Another indication of the momentum that is gathering in the housing downturn is the growing discount between listing and final selling price agreed by sellers.
Corelogic data this week shows the average discounting in Sydney is between 8.8 to 8.9 per cent whereas Melbourne sellers are accepting a 7.3 to 8.6 per cent discount for their properties. A 5 per cent discount was the norm during the housing boom.
Falling prices and slowing demand would further curtail housing supply and investments, likely to shave off about 0.5 percentage points in GDP growth, Capital Economics’ Marcel Thieliant said in a note on Monday.
The only saving grace would be a fiscal move by the Federal Government to support the housing market such as an increase in the first home buyer’s grant as seen in 2008, he said.
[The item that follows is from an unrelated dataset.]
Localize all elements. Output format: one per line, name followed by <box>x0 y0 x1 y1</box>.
In 2008, the tripling in the First Home Owner Grant from $7000 to $21,000 boosted home sales. The impact of the grant increase was particularly positive then as the market was already recovering.
However, any new grant this time around might not be as successful as 2008, Mr Theliant warned.
“The key point though is that additional support for first-time home buyers would probably come too late to prevent a slump in dwellings investment,” he said.
“The upshot is that we would still expect dwellings investment to fall by 6 per cent this year, shaving off around 0.5 percentage points from annual GDP growth.”